When I first walked the halls of Congress as the Head of Government Affairs at Care.com, I carried with me the stories and research that illustrated what so many families across the country were experiencing. Reports that detailed the impossible cost of child care for working parents. Testimony that shed light on whether young Americans want to have children at all. Accounts of businesses at risk of losing talented employees due to caregiving struggles. These insights painted a vivid picture of a system stretched to its breaking point. It was clear then, as it is now, that meaningful change was urgently needed.
How We Got Here
Now, urgency has turned into action. Critical new tax credit enhancements for families are now law, as part of the One Big Beautiful Bill Act—and Care.com played an integral role in getting it across the finish line.
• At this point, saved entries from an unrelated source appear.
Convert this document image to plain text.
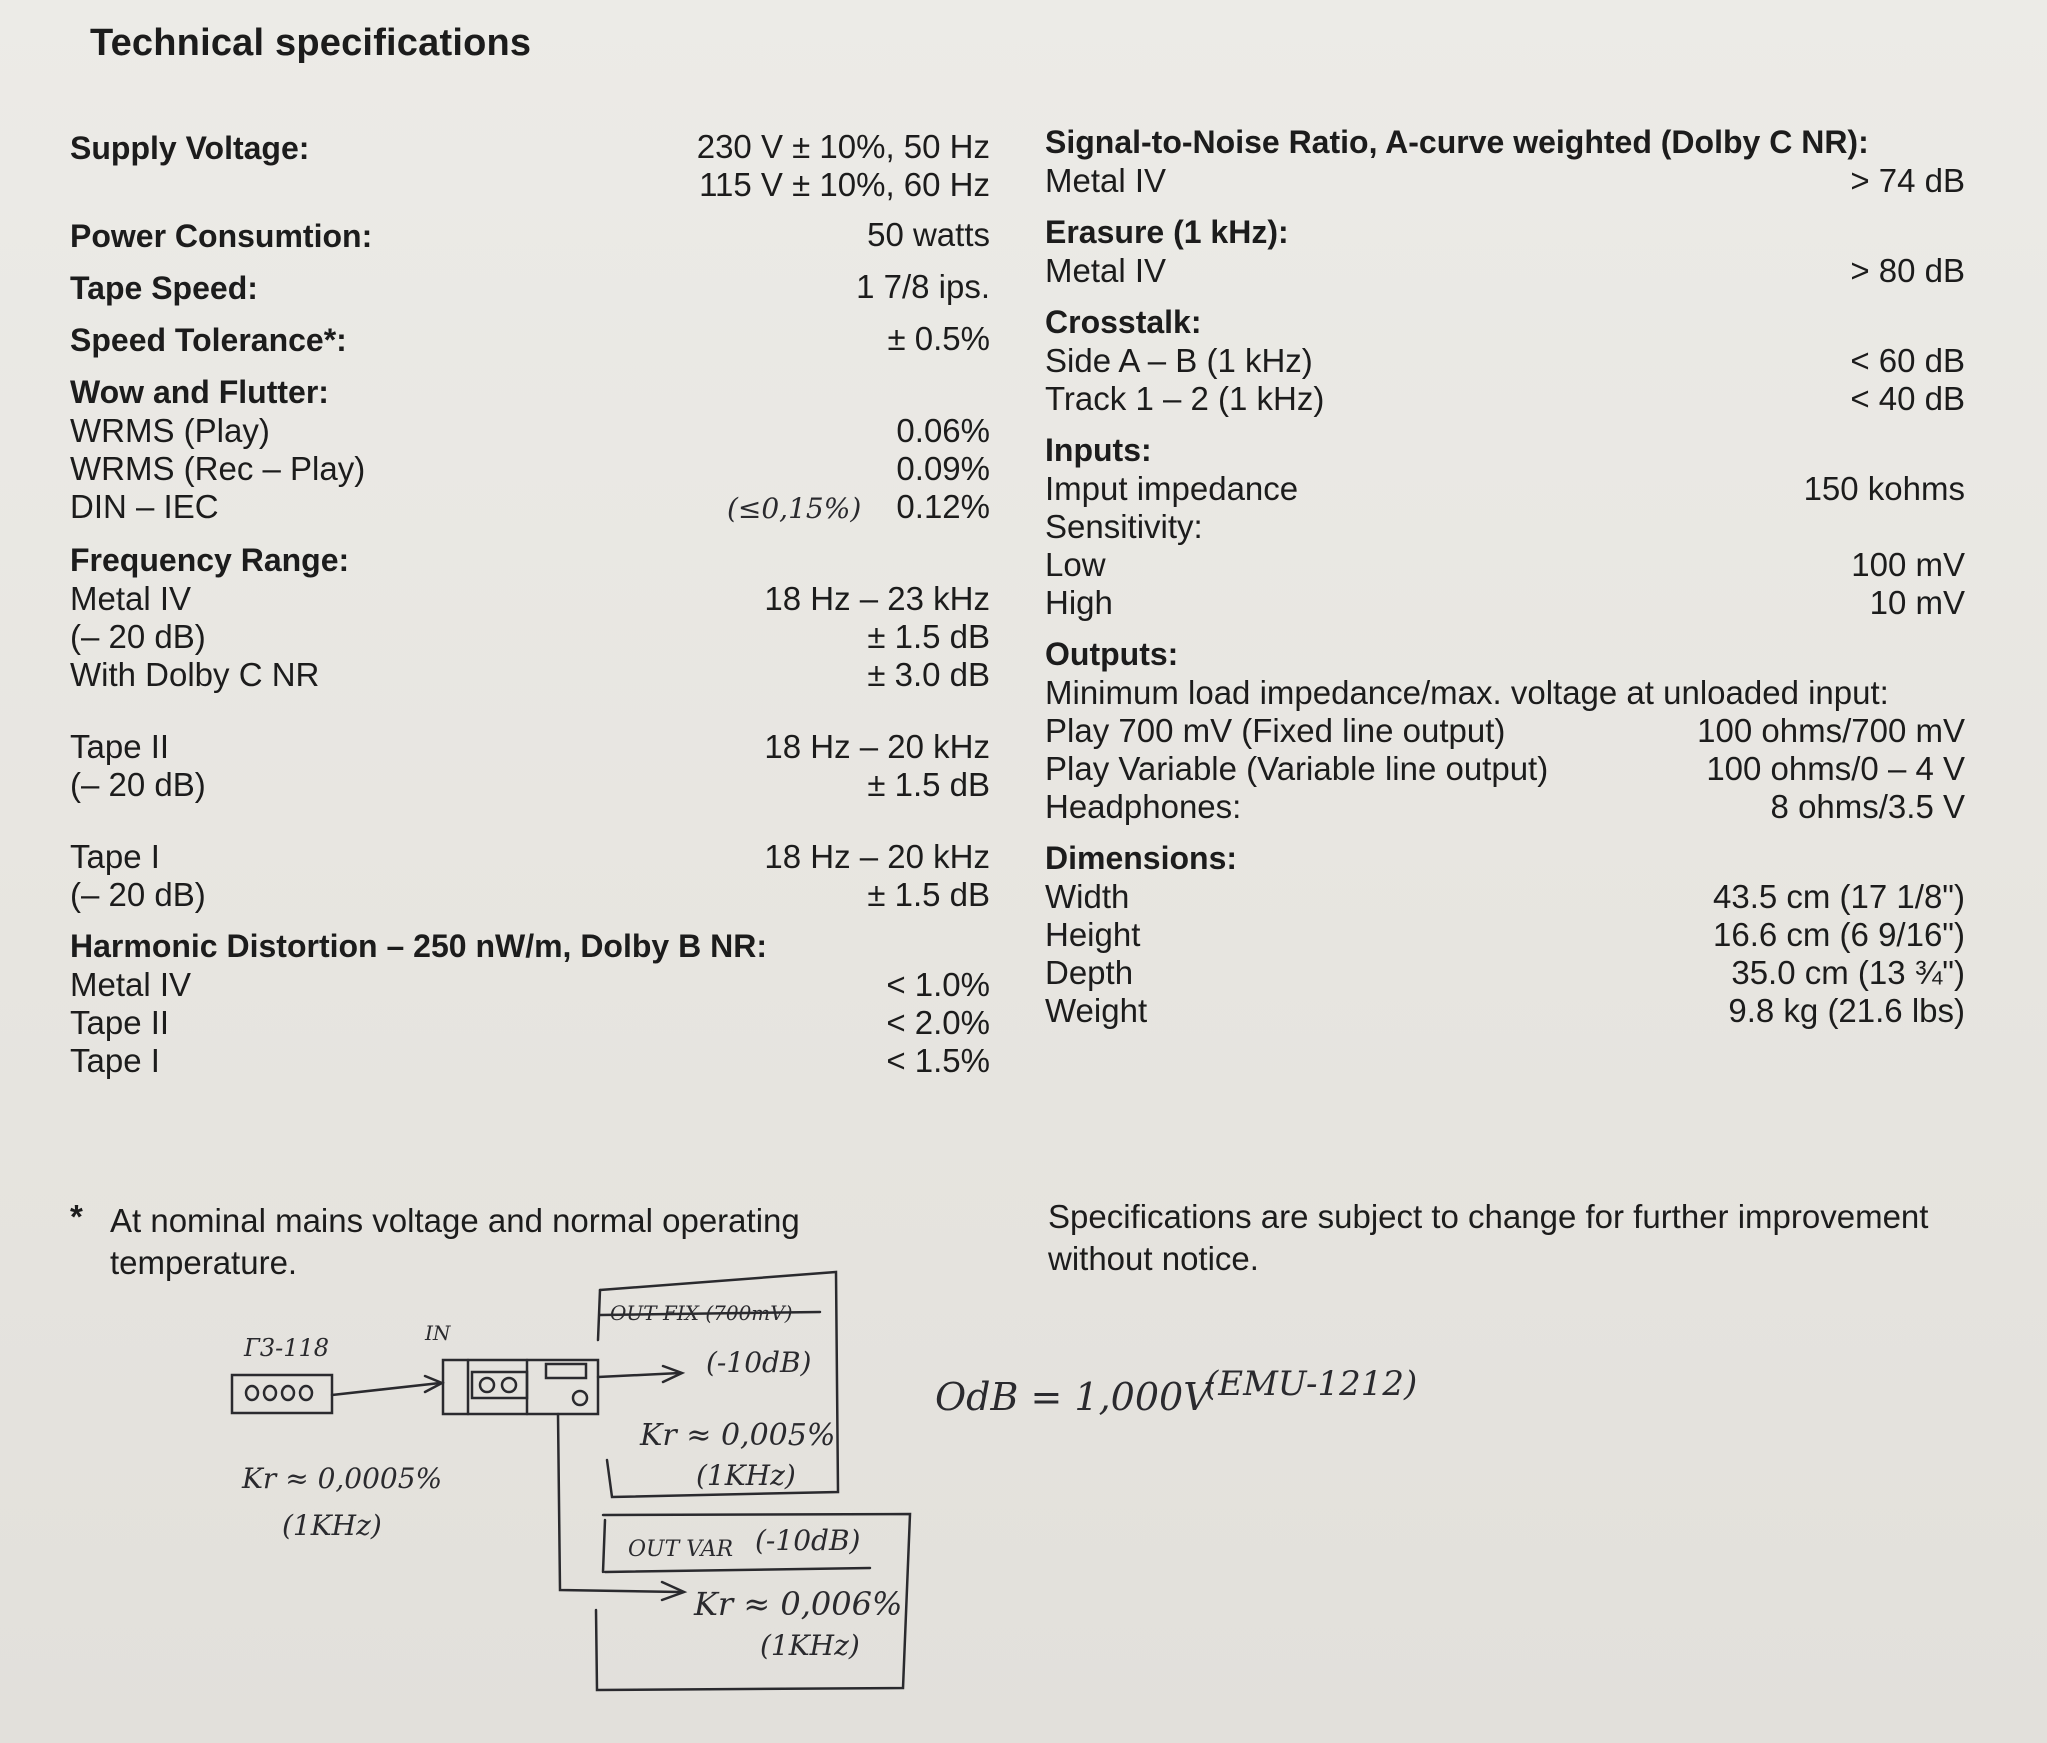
Technical specifications
Supply Voltage:	230 V ± 10%, 50 Hz
115 V ± 10%, 60 Hz
Power Consumtion:	50 watts
Tape Speed:	1 7/8 ips.
Speed Tolerance*:	± 0.5%
Wow and Flutter:
WRMS (Play)	0.06%
WRMS (Rec – Play)	0.09%
DIN – IEC	(≤0,15%) 0.12%
Frequency Range:
Metal IV	18 Hz – 23 kHz
(– 20 dB)	± 1.5 dB
With Dolby C NR	± 3.0 dB
Tape II	18 Hz – 20 kHz
(– 20 dB)	± 1.5 dB
Tape I	18 Hz – 20 kHz
(– 20 dB)	± 1.5 dB
Harmonic Distortion – 250 nW/m, Dolby B NR:
Metal IV	< 1.0%
Tape II	< 2.0%
Tape I	< 1.5%
Signal-to-Noise Ratio, A-curve weighted (Dolby C NR):
Metal IV	> 74 dB
Erasure (1 kHz):
Metal IV	> 80 dB
Crosstalk:
Side A – B (1 kHz)	< 60 dB
Track 1 – 2 (1 kHz)	< 40 dB
Inputs:
Imput impedance	150 kohms
Sensitivity:
Low	100 mV
High	10 mV
Outputs:
Minimum load impedance/max. voltage at unloaded input:
Play 700 mV (Fixed line output)	100 ohms/700 mV
Play Variable (Variable line output)	100 ohms/0 – 4 V
Headphones:	8 ohms/3.5 V
Dimensions:
Width	43.5 cm (17 1/8")
Height	16.6 cm (6 9/16")
Depth	35.0 cm (13 ¾")
Weight	9.8 kg (21.6 lbs)
* At nominal mains voltage and normal operating temperature.
Specifications are subject to change for further improvement without notice.
Г3-118
IN
Kr ≈ 0,0005%
(1KHz)
OUT FIX (700mV)
(-10dB)
Kr ≈ 0,005%
(1KHz)
OUT VAR (-10dB)
Kr ≈ 0,006%
(1KHz)
OdB = 1,000V
(EMU-1212)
In Washington, progress is rarely swift. Advocacy takes patience and resilience. In the meantime, child care costs kept climbing past inflation, rivaling housing or tuition. Elder care needs grew, leaving multigenerational households increasingly strained and families in need of relief.
Eventually, these pressures led to momentum. We were on the ground at the 2024 National Child Care Innovation Summit, where state models like Kentucky’s Employee Child Care Assistance Program and Michigan’s Tri-Share plan were presented, demonstrating how costs can be shared across families, employers and government. Senators Tim Kaine and Katie Britt proposed a bipartisan bill to make the Child and Dependent Care Tax Credit fully refundable, saving families in high-cost states nearly $5,000 a year. The topic of caregiving cost also reached the 2024 presidential debates, where candidates across parties pledged solutions, from capping costs at 7% of income to expanding employer-backed care.
These moments underscored what we already knew: the tax code is one of the most powerful levers for change, and enhancing tax credits to offset the cost of care could deliver much needed relief to families. But turning that idea into reality required persistence. Care.com, alongside other advocacy partners, invested years into building coalitions across party lines, reframing care as an economic investment, and proving, again and again, that when families cannot access affordable care, the entire economy suffers.
Now, that persistence has paid off. The passage of critical tax credit enhancements marks a breakthrough for families nationwide. For the first time in decades, our tax system is beginning to reflect the reality that care is central to family wellbeing and economic stability. These enhancements will mean real dollars back in the pockets of families—dollars that could make the difference between staying in the workforce or stepping back, and between financial stability or financial strain.
What the One Big Beautiful Bill Act Delivers
For families, the new law matters:
- Child and Dependent Care Tax Credit (CDCTC): Eligible families can now get back up to half their child care costs, and a typical family could see about $900 more in their refund.
- Employer Support (Section 45F): Businesses get bigger tax breaks for helping with child care—like subsidies, on-site care, or partnerships—making it easier for parents to stay in the workforce.
- Pre-Tax Savings (DCAPs): Parents can now set aside $7,500 tax-free through work to cover child care, up from $5,000.
- Child Tax Credit (CTC): Families keep at least $2,200 per child each year, with the credit growing alongside inflation after 2026.
The biggest win of all: these changes are now permanent. Families no longer need to wonder, year after year, whether Washington will extend the support they count on.
Looking Ahead
This milestone shows that persistence and data-driven advocacy can create real change. Yet, the work is far from over. Our care economy remains fragile, caregivers are underpaid and families still face impossible choices. I’m grateful for the colleagues, partners, and lawmakers from both sides of the aisle who fought for this cause, and am determined to keep pushing until affordable, quality care is the norm. Investing in care means investing in families and in the future of our nation. Today, we are one step closer to the future families deserve.